Despite the fact that the combined GDP of the allied nations is 25 times larger than Russia’s, the US and the EU, respectively, are allocating 0.3% and 0.4% of their national budgets to military and humanitarian assistance for Ukraine. Meanwhile, Russia is using 10% of its GDP, or 40% of its budget, to attack and bombard Ukraine.

How to keep EU-made dual-use technology out of Russia’s hands

Adding corporate responsibility to European technology manufacturers could help prevent their goods from reaching the Russian regime and being used in their military production to fuel their war against Ukraine.

Companies that produce items that can be used for military purpose have to adhere to high corporate responsibility. Especially if it has already been revealed that their technology and parts have already been purchased by sham firms supplying Putin’s belligerent regime, which is waging an aggressive war in Ukraine, killing thousands of innocent civilians.

The EU’s recently enacted legislation regarding the duty of vigilance may be helpful in this regard.

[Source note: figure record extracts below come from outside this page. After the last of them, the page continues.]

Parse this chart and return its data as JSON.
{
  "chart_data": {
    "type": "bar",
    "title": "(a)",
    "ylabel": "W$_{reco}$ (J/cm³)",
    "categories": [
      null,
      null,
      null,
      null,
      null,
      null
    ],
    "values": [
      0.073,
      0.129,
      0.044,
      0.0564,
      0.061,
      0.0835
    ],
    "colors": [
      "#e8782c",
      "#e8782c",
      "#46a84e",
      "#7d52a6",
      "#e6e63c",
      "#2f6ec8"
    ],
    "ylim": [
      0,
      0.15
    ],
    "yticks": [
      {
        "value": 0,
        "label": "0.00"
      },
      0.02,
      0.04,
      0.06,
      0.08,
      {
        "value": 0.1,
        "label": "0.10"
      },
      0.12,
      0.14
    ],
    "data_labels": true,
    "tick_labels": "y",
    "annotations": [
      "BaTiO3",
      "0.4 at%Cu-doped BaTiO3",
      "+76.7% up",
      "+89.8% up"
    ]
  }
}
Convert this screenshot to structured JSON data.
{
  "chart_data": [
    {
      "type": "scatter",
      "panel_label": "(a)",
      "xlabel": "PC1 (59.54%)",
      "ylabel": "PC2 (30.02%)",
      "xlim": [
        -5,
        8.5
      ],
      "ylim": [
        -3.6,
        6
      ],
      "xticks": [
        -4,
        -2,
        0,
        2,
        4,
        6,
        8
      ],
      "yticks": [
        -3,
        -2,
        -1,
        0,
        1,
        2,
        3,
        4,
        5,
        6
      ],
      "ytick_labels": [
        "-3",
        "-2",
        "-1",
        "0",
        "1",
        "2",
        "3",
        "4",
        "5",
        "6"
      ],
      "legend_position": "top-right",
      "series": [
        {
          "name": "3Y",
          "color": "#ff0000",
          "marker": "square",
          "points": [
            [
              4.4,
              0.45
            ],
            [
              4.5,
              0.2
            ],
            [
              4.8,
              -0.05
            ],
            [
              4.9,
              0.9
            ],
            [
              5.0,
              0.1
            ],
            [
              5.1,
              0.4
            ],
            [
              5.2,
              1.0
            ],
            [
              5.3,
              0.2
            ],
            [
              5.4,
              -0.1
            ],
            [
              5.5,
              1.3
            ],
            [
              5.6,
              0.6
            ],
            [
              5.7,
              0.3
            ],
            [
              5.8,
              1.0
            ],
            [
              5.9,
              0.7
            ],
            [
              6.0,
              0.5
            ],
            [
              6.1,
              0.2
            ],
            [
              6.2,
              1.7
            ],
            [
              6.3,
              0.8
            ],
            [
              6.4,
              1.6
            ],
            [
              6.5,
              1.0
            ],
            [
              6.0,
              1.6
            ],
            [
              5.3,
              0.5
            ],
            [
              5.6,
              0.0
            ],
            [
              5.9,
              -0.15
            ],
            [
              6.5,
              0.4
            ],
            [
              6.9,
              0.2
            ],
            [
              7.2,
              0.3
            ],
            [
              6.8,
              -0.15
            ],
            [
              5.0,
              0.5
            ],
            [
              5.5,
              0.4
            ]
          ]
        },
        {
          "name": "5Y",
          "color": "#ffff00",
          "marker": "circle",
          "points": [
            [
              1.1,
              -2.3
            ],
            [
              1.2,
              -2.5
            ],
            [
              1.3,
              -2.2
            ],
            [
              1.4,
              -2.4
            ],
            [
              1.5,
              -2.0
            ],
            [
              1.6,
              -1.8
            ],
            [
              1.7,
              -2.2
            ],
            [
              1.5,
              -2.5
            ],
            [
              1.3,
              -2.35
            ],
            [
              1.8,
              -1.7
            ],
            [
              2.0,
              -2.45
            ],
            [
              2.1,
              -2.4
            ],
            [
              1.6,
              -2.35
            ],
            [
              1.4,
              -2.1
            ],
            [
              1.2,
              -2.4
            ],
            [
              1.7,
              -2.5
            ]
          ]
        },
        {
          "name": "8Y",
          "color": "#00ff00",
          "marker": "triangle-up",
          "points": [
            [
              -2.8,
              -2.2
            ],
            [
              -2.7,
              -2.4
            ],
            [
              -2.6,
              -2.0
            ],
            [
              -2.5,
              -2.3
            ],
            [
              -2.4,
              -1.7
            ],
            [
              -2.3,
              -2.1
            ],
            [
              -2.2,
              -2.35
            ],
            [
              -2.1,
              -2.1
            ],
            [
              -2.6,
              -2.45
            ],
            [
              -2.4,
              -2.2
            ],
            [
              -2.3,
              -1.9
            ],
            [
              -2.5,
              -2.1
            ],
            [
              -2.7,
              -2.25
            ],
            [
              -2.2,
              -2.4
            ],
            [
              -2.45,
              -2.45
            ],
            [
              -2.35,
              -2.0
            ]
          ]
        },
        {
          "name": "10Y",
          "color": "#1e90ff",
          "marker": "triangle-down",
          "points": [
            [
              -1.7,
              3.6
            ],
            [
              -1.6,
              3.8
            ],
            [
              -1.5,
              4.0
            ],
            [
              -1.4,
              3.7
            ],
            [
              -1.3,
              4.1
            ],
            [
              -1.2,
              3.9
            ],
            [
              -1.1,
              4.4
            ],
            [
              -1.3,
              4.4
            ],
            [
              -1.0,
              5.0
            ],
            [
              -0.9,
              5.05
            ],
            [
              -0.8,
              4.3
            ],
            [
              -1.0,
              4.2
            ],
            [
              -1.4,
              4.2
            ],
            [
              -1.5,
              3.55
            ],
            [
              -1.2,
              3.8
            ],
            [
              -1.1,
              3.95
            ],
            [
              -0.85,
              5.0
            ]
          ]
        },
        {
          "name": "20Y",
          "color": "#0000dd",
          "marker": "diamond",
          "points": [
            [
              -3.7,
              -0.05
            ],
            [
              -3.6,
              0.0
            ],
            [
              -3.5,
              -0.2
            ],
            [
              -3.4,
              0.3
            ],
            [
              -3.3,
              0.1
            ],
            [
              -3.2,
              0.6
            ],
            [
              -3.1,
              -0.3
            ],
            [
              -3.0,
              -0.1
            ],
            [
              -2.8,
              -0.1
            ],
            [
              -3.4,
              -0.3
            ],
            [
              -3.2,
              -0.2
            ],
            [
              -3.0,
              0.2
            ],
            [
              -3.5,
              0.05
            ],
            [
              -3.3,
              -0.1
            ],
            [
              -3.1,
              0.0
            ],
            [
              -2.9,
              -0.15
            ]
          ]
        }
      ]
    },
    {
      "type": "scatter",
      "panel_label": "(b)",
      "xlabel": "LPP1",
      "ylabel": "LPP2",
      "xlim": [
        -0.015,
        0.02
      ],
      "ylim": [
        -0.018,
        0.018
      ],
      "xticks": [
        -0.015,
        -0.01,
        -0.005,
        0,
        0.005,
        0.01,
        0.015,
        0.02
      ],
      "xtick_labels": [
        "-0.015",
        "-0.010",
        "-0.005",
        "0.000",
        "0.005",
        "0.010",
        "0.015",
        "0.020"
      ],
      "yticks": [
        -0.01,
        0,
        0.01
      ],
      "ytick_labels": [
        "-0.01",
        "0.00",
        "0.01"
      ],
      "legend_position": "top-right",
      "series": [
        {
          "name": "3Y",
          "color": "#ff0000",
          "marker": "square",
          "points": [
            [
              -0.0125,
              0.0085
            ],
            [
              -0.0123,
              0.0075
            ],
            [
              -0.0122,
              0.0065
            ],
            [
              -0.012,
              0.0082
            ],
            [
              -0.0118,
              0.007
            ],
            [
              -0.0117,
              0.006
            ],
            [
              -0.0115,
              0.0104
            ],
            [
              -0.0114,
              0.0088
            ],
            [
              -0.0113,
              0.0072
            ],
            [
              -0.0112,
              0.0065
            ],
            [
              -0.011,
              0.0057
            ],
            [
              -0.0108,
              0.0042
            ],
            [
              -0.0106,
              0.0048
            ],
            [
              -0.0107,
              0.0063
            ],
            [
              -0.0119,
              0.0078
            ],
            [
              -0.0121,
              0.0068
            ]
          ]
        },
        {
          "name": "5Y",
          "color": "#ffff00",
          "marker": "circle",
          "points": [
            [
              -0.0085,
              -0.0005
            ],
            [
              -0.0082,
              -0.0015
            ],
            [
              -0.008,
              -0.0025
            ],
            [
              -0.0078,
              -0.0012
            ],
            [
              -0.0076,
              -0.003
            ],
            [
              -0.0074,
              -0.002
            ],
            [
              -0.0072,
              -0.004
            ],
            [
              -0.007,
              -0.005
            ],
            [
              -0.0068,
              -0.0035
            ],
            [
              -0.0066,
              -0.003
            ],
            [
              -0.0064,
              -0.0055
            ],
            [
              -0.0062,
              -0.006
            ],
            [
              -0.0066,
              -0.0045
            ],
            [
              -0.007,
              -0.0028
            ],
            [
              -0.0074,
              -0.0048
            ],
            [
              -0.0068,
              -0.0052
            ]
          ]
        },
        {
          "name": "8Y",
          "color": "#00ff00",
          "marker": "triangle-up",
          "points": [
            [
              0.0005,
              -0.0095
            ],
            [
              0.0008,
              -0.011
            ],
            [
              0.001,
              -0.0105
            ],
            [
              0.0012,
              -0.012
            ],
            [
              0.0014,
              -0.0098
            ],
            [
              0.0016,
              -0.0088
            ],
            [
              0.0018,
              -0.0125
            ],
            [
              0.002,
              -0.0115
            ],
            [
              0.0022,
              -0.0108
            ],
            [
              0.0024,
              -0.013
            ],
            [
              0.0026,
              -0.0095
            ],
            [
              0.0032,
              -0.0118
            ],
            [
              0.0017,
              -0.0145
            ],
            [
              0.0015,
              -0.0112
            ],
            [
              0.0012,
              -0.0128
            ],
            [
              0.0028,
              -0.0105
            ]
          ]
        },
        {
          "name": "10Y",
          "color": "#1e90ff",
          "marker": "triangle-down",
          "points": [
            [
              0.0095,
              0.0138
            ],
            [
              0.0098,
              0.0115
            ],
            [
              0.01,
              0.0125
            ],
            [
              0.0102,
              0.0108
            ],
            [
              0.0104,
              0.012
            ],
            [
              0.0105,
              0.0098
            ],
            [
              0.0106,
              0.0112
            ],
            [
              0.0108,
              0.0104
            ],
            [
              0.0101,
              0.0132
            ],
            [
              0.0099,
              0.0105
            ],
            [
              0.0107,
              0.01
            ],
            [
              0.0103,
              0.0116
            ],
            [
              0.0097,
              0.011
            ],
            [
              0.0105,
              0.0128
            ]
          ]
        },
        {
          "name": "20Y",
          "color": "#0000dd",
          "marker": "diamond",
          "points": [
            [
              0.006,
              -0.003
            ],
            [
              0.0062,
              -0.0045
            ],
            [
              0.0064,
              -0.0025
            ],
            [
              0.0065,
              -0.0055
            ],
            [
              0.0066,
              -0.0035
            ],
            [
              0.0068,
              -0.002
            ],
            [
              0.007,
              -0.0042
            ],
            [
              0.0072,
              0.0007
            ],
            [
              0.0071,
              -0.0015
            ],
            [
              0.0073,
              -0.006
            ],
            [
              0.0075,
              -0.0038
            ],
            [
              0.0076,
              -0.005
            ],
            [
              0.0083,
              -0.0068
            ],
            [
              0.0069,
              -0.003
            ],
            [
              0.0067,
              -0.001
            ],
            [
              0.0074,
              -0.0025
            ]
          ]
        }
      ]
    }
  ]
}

Read more: Russian war: the duty of vigilance of European companies regarding sanctions

European governments have a duty to prevent the supply of their countries’ products to criminal regimes. The likelihood of evading sanctions decreased with the implementation of the most recent sanctions packages in December 2023 and February 2024. However, it’s still insufficient.

Companies that provide Russians with goods that could be used for military purposes ought to be held accountable. Sanctions should be more strictly enforced, and modern technology and machinery sales should be subject to inspection.

After all, only strict implementation of the sanctions and the dismantling of Moscow’s attempts to get around them can ensure that the Russian economy is under enough pressure to force it to end its war against Ukraine and stop producing weapons.

The absence of sanctions enforcement will significantly reduce the effectiveness of military assistance to Ukraine. Furthermore, continuing Russia’s weapons production will push the conflict closer to EU borders and incite further action from the Kremlin, perhaps against NATO and European nations.

Russian missiles built with the aid of European technologies have the ability to target cities within the European Union if Russia launches a war against European nations, amid reports that the Kremlin has been planning for it.